Long before she was famous for being a Calendar Girl or the Queen of England, Helen Mirren created the role of DSI Jane Tennison. Her performance throughout Prime Suspect has always been exemplary, but like all the best performers, she has held something back for the last hurrah.
There's a fine art to television acting involving subtlety and restraint. To be able to create a character as complex as DSI Jane Tennison, and then to bring her to life as completely as Mirren manages to do is an accomplishment that very few will ever be able to equal.
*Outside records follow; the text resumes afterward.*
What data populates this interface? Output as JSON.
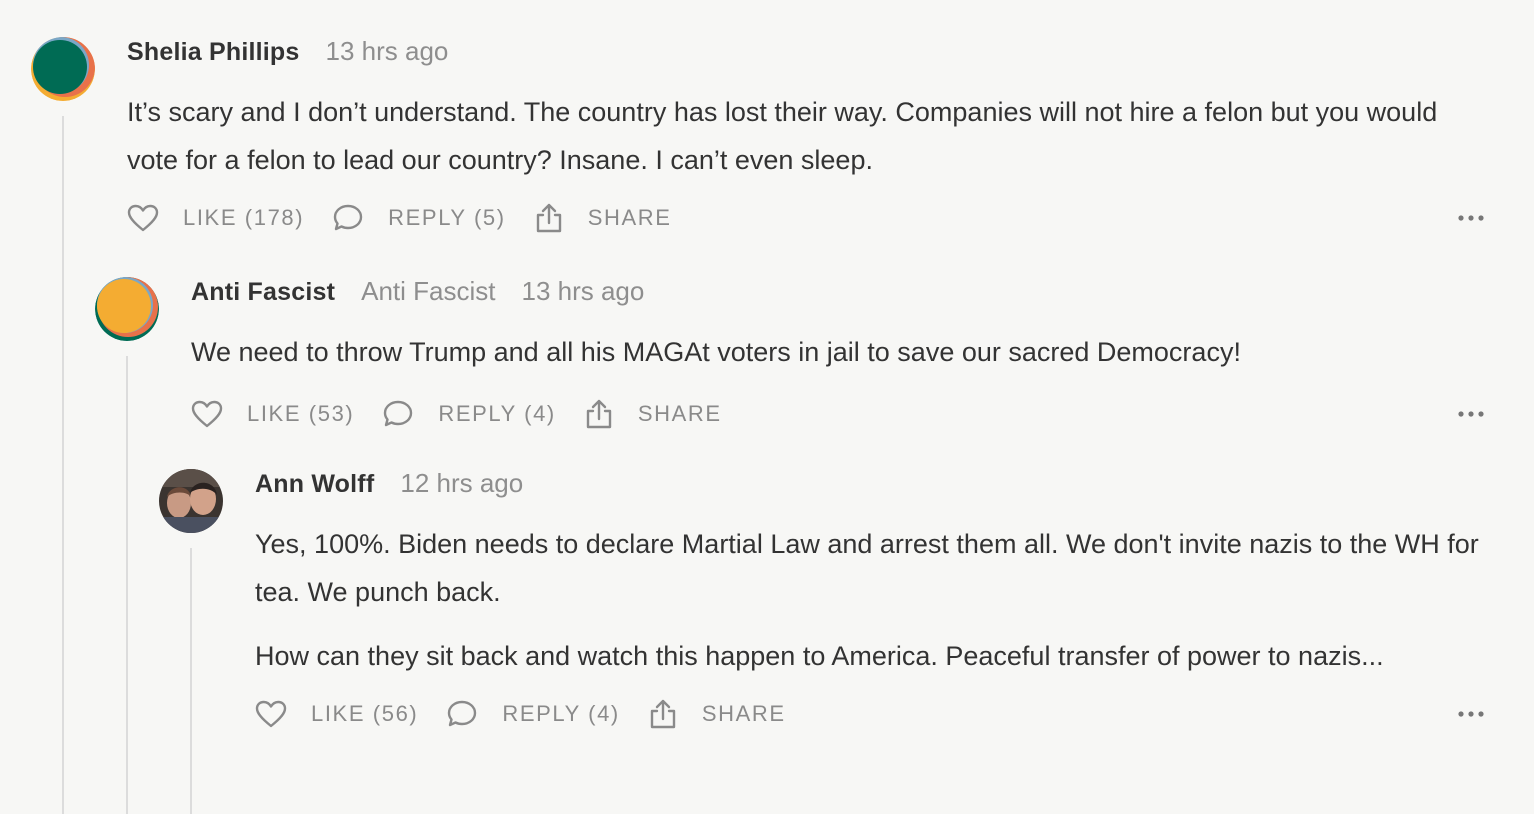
{
  "comments": [
    {
      "author": "Shelia Phillips",
      "time": "13 hrs ago",
      "paragraphs": [
        "It’s scary and I don’t understand. The country has lost their way. Companies will not hire a felon but you would vote for a felon to lead our country? Insane. I can’t even sleep."
      ],
      "like": "LIKE (178)",
      "reply": "REPLY (5)",
      "share": "SHARE",
      "avatar_colors": [
        "#f4ac32",
        "#e8714a",
        "#006b54"
      ]
    },
    {
      "author": "Anti Fascist",
      "handle": "Anti Fascist",
      "time": "13 hrs ago",
      "paragraphs": [
        "We need to throw Trump and all his MAGAt voters in jail to save our sacred Democracy!"
      ],
      "like": "LIKE (53)",
      "reply": "REPLY (4)",
      "share": "SHARE",
      "avatar_colors": [
        "#006b54",
        "#e8714a",
        "#f4ac32"
      ]
    },
    {
      "author": "Ann Wolff",
      "time": "12 hrs ago",
      "paragraphs": [
        "Yes, 100%. Biden needs to declare Martial Law and arrest them all. We don't invite nazis to the WH for tea. We punch back.",
        "How can they sit back and watch this happen to America. Peaceful transfer of power to nazis..."
      ],
      "like": "LIKE (56)",
      "reply": "REPLY (4)",
      "share": "SHARE"
    }
  ],
  "icons": {
    "like": "heart-icon",
    "reply": "speech-bubble-icon",
    "share": "share-upload-icon",
    "more": "ellipsis-icon"
  },
  "colors": {
    "background": "#f7f7f5",
    "text": "#333333",
    "muted": "#8e8e8e",
    "thread_line": "#dcdcdc"
  }
}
In "The Final Act" we watch Mirren take Tennison to the very edge of the abyss of self-destruction and draw herself back from the precipice before falling.
There are none of the histrionics that we would see from a lesser actor or production, no scenes of flying booze bottles or tearful confessions. Instead we watch the character trying to act like nothing untoward is happening. However, that's not very easy to carry off when she suffers from a blackout and forgets the call that notifies her about the girl going missing.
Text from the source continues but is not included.